I have tried to show the isomorphism by defining group homomorphisms
$\phi \colon \mathbb{Z}^{\oplus \mathbb{N}} \times \mathbb{Z}^{\oplus \mathbb{N}} \to \mathbb{Z}^{\oplus \mathbb{N}}$ by $\phi(\alpha,\beta) = \alpha + \beta$ and $\psi \colon \mathbb{Z}^{\oplus \mathbb{N}} \times \mathbb{Z}^{\oplus \mathbb{N}} \to \mathbb{Z}^{\oplus \mathbb{N}}$ by $\psi(\alpha) = (\alpha, \alpha)$. However, the first homomorphism is not injective while the second isn't surjective.
 A: $\newcommand{\NN}{\mathbb{N}}$
$\newcommand{\ZZ}{\mathbb{Z}}$
The key is to notice that $\ZZ^{\oplus\NN}\times\ZZ^{\oplus\NN}$ is just $\NN$-many copies of $\ZZ$, and $\ZZ^{\oplus\NN}$ is also just $\NN$-many copies of $\ZZ$. Concretely, $\ZZ^{\oplus\NN}$ is indexed by $\NN$, whereas $\ZZ^{\oplus\NN}\times\ZZ^{\oplus\NN}$ is indexed by two copies of $\NN$, so it's indexed by $\NN\sqcup\NN$, where $\sqcup$ denotes disjoint union. 

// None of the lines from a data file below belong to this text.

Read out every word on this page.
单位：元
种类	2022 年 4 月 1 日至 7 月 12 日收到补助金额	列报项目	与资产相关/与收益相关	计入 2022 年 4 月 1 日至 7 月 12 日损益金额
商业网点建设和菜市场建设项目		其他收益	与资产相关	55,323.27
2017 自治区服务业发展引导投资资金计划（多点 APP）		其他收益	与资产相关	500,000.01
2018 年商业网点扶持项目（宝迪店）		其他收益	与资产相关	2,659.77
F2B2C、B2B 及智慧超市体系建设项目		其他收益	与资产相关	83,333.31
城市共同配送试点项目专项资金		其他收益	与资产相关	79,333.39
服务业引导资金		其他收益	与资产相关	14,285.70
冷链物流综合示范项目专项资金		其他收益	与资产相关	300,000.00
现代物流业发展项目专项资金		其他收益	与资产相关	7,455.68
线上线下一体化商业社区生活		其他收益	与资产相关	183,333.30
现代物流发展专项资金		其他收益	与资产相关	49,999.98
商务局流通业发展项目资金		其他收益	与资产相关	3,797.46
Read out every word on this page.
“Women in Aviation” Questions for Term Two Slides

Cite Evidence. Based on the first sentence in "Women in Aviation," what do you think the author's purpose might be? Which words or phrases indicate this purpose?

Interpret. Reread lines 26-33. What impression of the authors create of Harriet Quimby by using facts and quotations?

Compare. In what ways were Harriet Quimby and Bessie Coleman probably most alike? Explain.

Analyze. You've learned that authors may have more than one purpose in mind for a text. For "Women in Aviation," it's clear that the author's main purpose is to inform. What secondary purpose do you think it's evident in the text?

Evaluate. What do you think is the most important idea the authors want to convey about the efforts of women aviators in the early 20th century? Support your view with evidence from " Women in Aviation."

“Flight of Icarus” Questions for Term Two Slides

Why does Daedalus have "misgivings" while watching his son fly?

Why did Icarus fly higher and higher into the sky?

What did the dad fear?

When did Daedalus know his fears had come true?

The fact that "$\NN$-many copies of $\ZZ$ is isomorphic to $\NN\sqcup\NN$-copies of $\ZZ$" relies on the fact that $\NN$ and $\NN\sqcup\NN$ have the same cardinality, which in turn relies on the fact that there is a bijection between $\NN$ and $\NN\sqcup\NN$. Let $i_1,i_2 : \NN\hookrightarrow\NN\sqcup\NN$ denote the two injections of $\NN$ into each copy of $\NN$ inside $\NN\sqcup\NN$. Then, for example, the map $f : \NN\rightarrow\NN\sqcup\NN$ given by
$$f(n)\ = \left\{\begin{array}{ll}
i_1\left(\frac{n}{2}\right) & \text{if $n$ is even} \\
i_2\left(\frac{n+1}{2}\right) & \text{if $n$ is odd}
\end{array}\right.$$
is a bijection.
Then, you can define $\phi : \ZZ^{\oplus\NN}\rightarrow\ZZ^{\oplus\NN}\times\ZZ^{\oplus\NN}$ as follows:
$$\phi(a_1,a_2,a_3,\ldots) = \phi(a_{f(1)},a_{f(2)},a_{f(3)},\ldots)$$
where recall that $\ZZ^{\oplus\NN}\times\ZZ^{\oplus\NN}$ is indexed by $\NN\sqcup\NN$.
Here's another way to think about $\phi$. Let $j_1,j_2$ denote the natural injections
$$j_k : \ZZ^{\oplus\NN}\hookrightarrow\ZZ^{\oplus\NN}\times\ZZ^{\oplus\NN}$$
(For any group $A$, there are two "obvious" natural injections $A\rightarrow A\times A$). Let $e_i\in\ZZ^{\oplus\NN}$ denote the usual basis vector with a 1 in the $i$th position and 0's everywhere else. Then
$$\phi(e_i)\ = \left\{\begin{array}{ll}
j_1\left(e_{\frac{n}{2}}\right) & \text{if $n$ is even} \\
j_2\left(e_{\frac{n+1}{2}}\right) & \text{if $n$ is odd}
\end{array}\right.$$